Sarah Hendrickson is one of the most decorated female ski jumpers in history. The 22-year-old has 25 world cup podiums to her name, including 13 wins. Hendrickson is the 2013 world champion and in 2014 became the first woman ever to jump at the Olympics. She is blogging for TeamUSA.org throughout her 2018 Olympic journey.
Pressure. Expectations. Doubt. Fear. No matter how many sports psychology sessions you go through in your time, nothing can prepare you for the emotions you feel the day of your Olympic event. The years of preparation – whether it is four, eight or even a decade to be in that position – can take a toll on you mentally. I think the general public does not credit the grit and determination it takes to be an Olympic athlete. The expectations that, specifically, the American public puts on fellow athletes is intense. We all are motivated by the dreams of winning an Olympic medal but the reality is most don’t. As hard as that is to swallow, it is the reality that we have to accept even before the Games begin.
When people asked my goals for PyeongChang, I actually did not want to say them out loud. I felt ashamed that my goal was to be top 30. I could feel that people would roll their eyes if they thought I was striving for anything but gold. How could you ever go to the Olympics and not think about winning? And that was a hard transition for myself.
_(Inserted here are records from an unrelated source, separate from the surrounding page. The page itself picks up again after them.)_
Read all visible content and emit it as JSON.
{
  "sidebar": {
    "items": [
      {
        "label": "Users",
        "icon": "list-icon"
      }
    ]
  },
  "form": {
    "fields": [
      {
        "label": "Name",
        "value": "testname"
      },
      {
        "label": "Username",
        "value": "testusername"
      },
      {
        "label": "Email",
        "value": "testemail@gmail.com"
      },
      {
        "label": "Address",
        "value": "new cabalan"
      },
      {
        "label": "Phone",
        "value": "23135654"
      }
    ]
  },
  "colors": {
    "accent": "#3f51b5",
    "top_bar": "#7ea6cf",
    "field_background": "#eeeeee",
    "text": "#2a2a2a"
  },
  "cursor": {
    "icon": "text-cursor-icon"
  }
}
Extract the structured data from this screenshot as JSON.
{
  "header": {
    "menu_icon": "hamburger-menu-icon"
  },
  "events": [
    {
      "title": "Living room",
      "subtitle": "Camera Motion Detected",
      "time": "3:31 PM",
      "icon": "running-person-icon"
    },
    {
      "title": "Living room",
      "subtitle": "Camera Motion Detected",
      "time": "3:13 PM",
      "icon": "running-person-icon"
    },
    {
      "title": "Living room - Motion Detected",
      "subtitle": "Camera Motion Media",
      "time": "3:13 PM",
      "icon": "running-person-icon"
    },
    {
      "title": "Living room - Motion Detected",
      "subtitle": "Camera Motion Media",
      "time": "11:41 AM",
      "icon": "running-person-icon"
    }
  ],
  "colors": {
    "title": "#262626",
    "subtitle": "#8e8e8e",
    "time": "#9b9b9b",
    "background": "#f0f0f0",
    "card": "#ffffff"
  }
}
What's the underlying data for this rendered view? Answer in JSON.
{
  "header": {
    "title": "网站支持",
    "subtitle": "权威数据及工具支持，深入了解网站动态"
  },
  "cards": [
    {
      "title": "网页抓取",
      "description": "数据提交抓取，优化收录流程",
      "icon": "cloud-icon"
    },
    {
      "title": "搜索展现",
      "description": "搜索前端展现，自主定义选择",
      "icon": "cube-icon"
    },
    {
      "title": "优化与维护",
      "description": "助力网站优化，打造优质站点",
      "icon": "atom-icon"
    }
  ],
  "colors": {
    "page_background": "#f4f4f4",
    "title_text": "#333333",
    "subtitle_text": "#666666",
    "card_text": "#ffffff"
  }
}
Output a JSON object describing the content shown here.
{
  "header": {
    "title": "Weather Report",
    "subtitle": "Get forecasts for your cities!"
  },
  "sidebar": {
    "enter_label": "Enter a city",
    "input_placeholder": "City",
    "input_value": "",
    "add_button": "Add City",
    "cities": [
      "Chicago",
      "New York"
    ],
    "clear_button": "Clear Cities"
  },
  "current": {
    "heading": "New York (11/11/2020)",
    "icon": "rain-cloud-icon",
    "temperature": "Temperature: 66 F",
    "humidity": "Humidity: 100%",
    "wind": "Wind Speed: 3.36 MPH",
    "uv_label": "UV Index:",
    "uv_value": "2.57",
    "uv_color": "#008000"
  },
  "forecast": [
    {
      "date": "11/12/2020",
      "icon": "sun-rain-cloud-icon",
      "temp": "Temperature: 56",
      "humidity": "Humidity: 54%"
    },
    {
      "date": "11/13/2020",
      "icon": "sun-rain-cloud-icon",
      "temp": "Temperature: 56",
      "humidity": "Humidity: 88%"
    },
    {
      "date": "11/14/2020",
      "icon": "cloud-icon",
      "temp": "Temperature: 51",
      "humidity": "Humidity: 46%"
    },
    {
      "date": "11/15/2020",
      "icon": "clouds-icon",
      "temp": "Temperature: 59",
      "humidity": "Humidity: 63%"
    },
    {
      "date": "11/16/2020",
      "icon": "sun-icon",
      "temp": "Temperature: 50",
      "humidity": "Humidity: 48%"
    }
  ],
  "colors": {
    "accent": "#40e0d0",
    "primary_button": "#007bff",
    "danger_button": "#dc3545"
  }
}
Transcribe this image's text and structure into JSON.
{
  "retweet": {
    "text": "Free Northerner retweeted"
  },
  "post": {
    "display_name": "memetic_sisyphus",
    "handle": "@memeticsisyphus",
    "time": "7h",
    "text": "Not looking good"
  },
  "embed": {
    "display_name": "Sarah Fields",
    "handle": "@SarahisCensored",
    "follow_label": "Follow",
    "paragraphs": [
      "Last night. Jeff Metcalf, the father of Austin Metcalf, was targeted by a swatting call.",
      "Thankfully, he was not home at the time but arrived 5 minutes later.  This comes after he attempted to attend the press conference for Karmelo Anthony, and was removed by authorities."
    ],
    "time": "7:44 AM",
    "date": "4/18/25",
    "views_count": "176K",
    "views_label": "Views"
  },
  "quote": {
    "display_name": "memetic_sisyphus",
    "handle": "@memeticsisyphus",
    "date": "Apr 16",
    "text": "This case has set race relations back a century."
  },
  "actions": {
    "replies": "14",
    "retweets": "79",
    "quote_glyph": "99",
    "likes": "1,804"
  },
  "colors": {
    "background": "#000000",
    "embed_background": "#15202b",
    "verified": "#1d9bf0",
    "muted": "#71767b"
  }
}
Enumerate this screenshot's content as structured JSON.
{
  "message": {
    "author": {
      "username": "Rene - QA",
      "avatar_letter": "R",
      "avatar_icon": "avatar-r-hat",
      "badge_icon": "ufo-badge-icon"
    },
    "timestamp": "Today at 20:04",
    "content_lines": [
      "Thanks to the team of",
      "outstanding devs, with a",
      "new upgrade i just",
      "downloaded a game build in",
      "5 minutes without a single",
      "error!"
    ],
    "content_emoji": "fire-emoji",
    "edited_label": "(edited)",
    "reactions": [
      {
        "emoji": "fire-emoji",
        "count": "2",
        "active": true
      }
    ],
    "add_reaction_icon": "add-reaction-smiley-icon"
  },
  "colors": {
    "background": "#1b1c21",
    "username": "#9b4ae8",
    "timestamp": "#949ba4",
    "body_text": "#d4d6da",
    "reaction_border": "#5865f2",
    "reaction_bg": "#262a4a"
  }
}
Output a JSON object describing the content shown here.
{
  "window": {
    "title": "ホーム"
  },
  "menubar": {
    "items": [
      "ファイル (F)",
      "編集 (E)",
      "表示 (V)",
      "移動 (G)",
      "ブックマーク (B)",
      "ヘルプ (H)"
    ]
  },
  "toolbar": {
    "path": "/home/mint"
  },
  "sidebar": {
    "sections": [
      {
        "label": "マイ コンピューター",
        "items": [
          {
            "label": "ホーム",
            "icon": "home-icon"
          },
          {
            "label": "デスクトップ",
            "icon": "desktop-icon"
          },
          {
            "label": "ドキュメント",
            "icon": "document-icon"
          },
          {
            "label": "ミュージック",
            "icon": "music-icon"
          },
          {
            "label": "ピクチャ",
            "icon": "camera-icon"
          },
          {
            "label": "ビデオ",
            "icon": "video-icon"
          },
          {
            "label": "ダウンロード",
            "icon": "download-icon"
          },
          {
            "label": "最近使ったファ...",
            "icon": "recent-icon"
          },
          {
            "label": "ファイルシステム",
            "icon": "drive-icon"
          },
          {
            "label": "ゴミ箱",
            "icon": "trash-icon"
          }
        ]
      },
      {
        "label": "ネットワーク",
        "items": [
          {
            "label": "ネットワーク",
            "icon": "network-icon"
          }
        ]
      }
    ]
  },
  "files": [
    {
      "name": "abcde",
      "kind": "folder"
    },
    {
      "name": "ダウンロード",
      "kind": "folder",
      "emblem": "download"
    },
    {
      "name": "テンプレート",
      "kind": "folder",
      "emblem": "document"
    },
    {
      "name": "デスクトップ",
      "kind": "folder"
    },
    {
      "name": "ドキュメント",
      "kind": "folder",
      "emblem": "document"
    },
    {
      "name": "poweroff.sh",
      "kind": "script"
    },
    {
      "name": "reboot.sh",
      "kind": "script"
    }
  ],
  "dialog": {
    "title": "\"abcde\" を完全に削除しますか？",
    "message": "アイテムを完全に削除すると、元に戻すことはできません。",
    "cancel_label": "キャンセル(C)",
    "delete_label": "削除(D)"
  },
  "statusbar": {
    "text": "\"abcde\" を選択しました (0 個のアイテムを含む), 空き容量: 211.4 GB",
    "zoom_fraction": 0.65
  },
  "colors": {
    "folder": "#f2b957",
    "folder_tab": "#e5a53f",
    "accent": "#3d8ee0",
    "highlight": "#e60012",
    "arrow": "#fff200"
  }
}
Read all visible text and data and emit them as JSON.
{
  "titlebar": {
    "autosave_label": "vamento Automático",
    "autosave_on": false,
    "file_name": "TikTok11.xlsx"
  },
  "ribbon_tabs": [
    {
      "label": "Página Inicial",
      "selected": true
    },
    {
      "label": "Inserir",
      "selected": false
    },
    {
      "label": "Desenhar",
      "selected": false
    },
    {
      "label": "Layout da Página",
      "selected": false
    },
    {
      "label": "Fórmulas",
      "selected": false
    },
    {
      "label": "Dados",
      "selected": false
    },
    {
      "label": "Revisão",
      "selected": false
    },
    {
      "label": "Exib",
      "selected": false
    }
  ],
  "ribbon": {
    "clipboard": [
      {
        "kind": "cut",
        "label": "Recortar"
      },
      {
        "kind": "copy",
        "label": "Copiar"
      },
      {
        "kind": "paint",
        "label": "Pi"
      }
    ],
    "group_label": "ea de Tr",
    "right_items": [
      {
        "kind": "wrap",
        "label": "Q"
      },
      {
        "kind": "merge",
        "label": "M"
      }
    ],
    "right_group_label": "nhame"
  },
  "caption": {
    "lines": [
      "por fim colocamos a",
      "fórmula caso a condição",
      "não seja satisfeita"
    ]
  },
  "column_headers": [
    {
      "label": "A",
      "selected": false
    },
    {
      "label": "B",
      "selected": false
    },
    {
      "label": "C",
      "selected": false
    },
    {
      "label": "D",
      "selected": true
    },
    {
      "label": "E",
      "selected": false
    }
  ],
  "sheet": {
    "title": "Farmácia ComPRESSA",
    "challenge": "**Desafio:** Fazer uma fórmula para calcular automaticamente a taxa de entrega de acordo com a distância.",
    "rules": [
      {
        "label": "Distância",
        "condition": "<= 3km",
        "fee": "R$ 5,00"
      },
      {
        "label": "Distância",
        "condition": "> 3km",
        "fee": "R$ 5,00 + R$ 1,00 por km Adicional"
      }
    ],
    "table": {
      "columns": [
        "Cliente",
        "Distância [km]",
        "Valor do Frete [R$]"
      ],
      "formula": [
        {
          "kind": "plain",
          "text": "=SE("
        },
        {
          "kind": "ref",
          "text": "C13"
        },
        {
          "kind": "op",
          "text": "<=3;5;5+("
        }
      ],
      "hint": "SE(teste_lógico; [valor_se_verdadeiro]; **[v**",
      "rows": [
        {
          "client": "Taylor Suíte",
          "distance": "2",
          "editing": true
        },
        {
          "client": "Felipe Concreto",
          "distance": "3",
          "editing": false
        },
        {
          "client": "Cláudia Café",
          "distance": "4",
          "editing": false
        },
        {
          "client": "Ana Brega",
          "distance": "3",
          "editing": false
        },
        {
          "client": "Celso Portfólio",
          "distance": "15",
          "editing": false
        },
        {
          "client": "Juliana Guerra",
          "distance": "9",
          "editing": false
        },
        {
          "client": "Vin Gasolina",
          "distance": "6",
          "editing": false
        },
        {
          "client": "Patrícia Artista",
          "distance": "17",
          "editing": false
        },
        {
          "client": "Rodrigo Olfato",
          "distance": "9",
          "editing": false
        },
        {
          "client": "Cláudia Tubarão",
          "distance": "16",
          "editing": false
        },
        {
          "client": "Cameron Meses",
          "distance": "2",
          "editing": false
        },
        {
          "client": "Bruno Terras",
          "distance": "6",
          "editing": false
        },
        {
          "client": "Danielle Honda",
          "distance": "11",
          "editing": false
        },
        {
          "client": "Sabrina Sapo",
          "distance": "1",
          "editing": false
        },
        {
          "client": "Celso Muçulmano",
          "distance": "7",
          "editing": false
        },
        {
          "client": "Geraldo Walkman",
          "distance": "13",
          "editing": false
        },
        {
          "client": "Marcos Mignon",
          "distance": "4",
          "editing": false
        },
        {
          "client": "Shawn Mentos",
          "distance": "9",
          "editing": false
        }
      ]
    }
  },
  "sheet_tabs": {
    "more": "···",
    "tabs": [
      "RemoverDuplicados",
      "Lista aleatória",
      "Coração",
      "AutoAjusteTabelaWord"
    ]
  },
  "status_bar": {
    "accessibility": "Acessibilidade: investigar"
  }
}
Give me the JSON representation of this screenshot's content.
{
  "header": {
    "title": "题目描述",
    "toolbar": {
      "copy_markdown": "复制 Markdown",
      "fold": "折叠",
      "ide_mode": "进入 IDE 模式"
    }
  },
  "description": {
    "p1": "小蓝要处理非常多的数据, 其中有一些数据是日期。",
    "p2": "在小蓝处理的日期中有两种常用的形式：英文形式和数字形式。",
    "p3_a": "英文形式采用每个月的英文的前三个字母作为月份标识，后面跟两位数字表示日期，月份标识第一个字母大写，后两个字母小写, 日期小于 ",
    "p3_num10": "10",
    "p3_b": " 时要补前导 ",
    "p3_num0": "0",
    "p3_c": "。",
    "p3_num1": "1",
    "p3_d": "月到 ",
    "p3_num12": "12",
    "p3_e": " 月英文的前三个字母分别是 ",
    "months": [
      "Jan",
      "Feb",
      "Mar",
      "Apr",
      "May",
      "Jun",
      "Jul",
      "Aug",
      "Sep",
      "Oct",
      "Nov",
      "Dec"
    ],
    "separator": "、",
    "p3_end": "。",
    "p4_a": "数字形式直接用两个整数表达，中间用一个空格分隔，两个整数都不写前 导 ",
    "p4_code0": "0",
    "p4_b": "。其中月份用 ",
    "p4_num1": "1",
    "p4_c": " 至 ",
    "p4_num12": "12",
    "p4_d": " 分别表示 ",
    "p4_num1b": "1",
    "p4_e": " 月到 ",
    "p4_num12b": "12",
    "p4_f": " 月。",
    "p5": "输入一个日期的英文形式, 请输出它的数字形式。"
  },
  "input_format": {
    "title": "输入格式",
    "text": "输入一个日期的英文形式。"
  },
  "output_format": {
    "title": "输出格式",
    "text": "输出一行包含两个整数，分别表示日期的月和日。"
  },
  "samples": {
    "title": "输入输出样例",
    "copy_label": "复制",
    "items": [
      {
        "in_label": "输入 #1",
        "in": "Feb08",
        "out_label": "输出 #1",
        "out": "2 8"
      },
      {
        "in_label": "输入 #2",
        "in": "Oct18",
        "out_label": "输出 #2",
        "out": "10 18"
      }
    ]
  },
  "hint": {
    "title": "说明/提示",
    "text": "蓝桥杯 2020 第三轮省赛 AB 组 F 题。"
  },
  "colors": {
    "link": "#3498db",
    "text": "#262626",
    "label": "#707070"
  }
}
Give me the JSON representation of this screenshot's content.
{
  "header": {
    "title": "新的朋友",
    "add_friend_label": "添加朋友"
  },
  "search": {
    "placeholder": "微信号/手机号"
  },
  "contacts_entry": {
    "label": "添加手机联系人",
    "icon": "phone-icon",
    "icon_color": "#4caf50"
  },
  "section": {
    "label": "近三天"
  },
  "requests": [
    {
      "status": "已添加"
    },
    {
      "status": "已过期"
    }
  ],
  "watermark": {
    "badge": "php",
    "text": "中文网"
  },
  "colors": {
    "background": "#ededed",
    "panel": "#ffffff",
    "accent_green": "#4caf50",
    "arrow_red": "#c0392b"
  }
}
As someone who has won in their sport before, it has taken years to accept that sometimes your dream of winning is not in the books. That is the reason I had to adapt my goal and make it realistic according to circumstances. No, it is not a sense of giving up or quitting, although I feel a sense of judgment from outsiders. The way I see it, if you go into an event ranked 40th in the world, why all of a sudden do you see yourself able to win. Impossible? Never. But realistic? Hardly. I changed my goal to protect myself. At some point you have to recognize that you have worked too hard to walk away disappointed, specifically if you put an unreasonable result next to your name.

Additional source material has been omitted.